Cysteine-selective [188Re]Re(V) radiolabelling of a Nanobody® for targeted radionuclide therapy using a “chelate-then-click” approach.

Abstract

In this study, we present the first reported use of bioorthogonal click chemistry with rhenium-188 (¹⁸⁸Re) for radiolabelling of an anti-c-Met V_HH Nanobody^®. We employed a "chelate-then-click" strategy, wherein a bifunctional chelator was designed in two parts, which were subsequently joined post-labelling and post-conjugation via the strain-promoted azide-alkyne cycloaddition (SPAAC) reaction. Cysteine-selective conjugation of the V_HH was achieved through thiol-Michael addition, forming a V_HH-DBCO construct. Radiolabelling of the azide-functionalised chelator with [¹⁸⁸Re]Re(V) was optimised to achieve a radiochemical conversion of ~70%, despite challenges associated with maintaining the azide functionality under reducing conditions.
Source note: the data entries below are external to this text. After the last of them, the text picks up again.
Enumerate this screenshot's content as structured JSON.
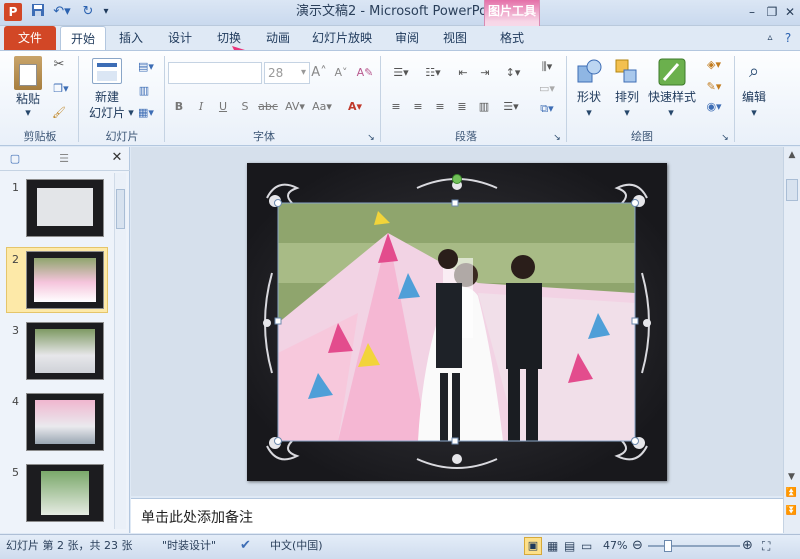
{
  "window": {
    "title": "演示文稿2 - Microsoft PowerPoint",
    "app_logo": "P",
    "context_group": "图片工具"
  },
  "tabs": [
    "文件",
    "开始",
    "插入",
    "设计",
    "切换",
    "动画",
    "幻灯片放映",
    "审阅",
    "视图",
    "格式"
  ],
  "ribbon": {
    "clipboard": {
      "paste": "粘贴",
      "group": "剪贴板"
    },
    "slides": {
      "new_slide_line1": "新建",
      "new_slide_line2": "幻灯片",
      "group": "幻灯片"
    },
    "font": {
      "size": "28",
      "group": "字体",
      "bold": "B",
      "italic": "I",
      "underline": "U",
      "strike": "abc",
      "shadow": "S"
    },
    "paragraph": {
      "group": "段落"
    },
    "drawing": {
      "shapes": "形状",
      "arrange": "排列",
      "quick_styles": "快速样式",
      "group": "绘图"
    },
    "editing": {
      "edit": "编辑"
    }
  },
  "thumbnails": [
    "1",
    "2",
    "3",
    "4",
    "5"
  ],
  "notes_placeholder": "单击此处添加备注",
  "status": {
    "slide_info": "幻灯片 第 2 张，共 23 张",
    "theme": "\"时装设计\"",
    "language": "中文(中国)",
    "zoom": "47%"
  },
  "colors": {
    "file_tab": "#d24726",
    "context_tab": "#e46fa8",
    "arrow": "#e8337a"
  }
}
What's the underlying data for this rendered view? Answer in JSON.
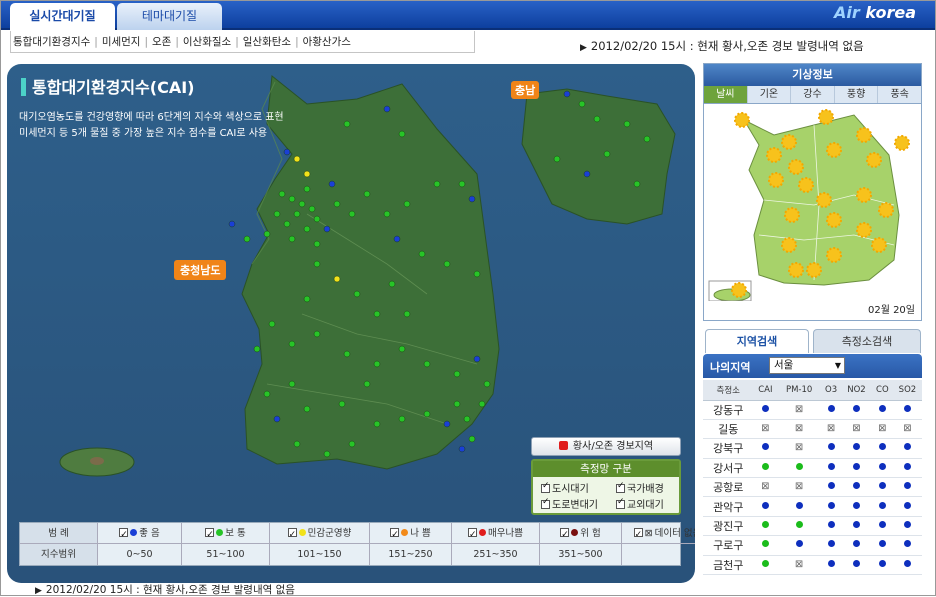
{
  "tabs": {
    "live": "실시간대기질",
    "theme": "테마대기질"
  },
  "logo": {
    "air": "Air",
    "korea": "korea"
  },
  "subnav": [
    "통합대기환경지수",
    "미세먼지",
    "오존",
    "이산화질소",
    "일산화탄소",
    "아황산가스"
  ],
  "notice": "2012/02/20 15시 : 현재 황사,오존 경보 발령내역 없음",
  "map": {
    "title": "통합대기환경지수(CAI)",
    "desc1": "대기오염농도를 건강영향에 따라 6단계의 지수와 색상으로 표현",
    "desc2": "미세먼지 등 5개 물질 중 가장 높은 지수 점수를 CAI로 사용",
    "badge_inset": "충남",
    "badge_region": "충청남도",
    "warning_button": "황사/오존 경보지역",
    "network": {
      "title": "측정망 구분",
      "items": [
        "도시대기",
        "국가배경",
        "도로변대기",
        "교외대기"
      ]
    }
  },
  "legend": {
    "row_labels": [
      "범 례",
      "지수범위"
    ],
    "items": [
      {
        "label": "좋 음",
        "range": "0~50",
        "color": "#1a3fd6"
      },
      {
        "label": "보 통",
        "range": "51~100",
        "color": "#27c427"
      },
      {
        "label": "민감군영향",
        "range": "101~150",
        "color": "#f2e21a"
      },
      {
        "label": "나 쁨",
        "range": "151~250",
        "color": "#f28a1a"
      },
      {
        "label": "매우나쁨",
        "range": "251~350",
        "color": "#e01d1d"
      },
      {
        "label": "위 험",
        "range": "351~500",
        "color": "#7a1010"
      },
      {
        "label": "데이터 없음",
        "range": "",
        "color": "none"
      }
    ]
  },
  "weather": {
    "title": "기상정보",
    "tabs": [
      "날씨",
      "기온",
      "강수",
      "풍향",
      "풍속"
    ],
    "active_tab": "날씨",
    "date": "02월 20일"
  },
  "search": {
    "tab_region": "지역검색",
    "tab_station": "측정소검색",
    "region_label": "나의지역",
    "region_value": "서울"
  },
  "table": {
    "headers": [
      "측정소",
      "CAI",
      "PM-10",
      "O3",
      "NO2",
      "CO",
      "SO2"
    ],
    "rows": [
      {
        "name": "강동구",
        "cells": [
          "vg",
          "na",
          "vg",
          "vg",
          "vg",
          "vg"
        ]
      },
      {
        "name": "길동",
        "cells": [
          "na",
          "na",
          "na",
          "na",
          "na",
          "na"
        ]
      },
      {
        "name": "강북구",
        "cells": [
          "vg",
          "na",
          "vg",
          "vg",
          "vg",
          "vg"
        ]
      },
      {
        "name": "강서구",
        "cells": [
          "good",
          "good",
          "vg",
          "vg",
          "vg",
          "vg"
        ]
      },
      {
        "name": "공항로",
        "cells": [
          "na",
          "na",
          "vg",
          "vg",
          "vg",
          "vg"
        ]
      },
      {
        "name": "관악구",
        "cells": [
          "vg",
          "vg",
          "vg",
          "vg",
          "vg",
          "vg"
        ]
      },
      {
        "name": "광진구",
        "cells": [
          "good",
          "good",
          "vg",
          "vg",
          "vg",
          "vg"
        ]
      },
      {
        "name": "구로구",
        "cells": [
          "good",
          "vg",
          "vg",
          "vg",
          "vg",
          "vg"
        ]
      },
      {
        "name": "금천구",
        "cells": [
          "good",
          "na",
          "vg",
          "vg",
          "vg",
          "vg"
        ]
      }
    ]
  }
}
The final product, [¹⁸⁸Re]Re-V_HH, demonstrated high radiochemical purity and good in vitro stability over 48 h. In vitro cell-binding studies against U87MG and BxPC3 cell lines proved the retention of c-Met binding post-labelling. In vivo biodistribution studies on mice bearing BxPC3 tumour xenografts, however, exhibited suboptimal tumour uptake, likely a result of the low molar activity (1.4 – 3.3 MBq/nmol) of the radioconjugate. This work illustrates the potential of bioorthogonal click chemistry for radiolabelling biomolecules with ¹⁸⁸Re, although further optimisation or alternative radiolabelling strategies to enhance the molar activity are necessary to improve pharmacokinetics.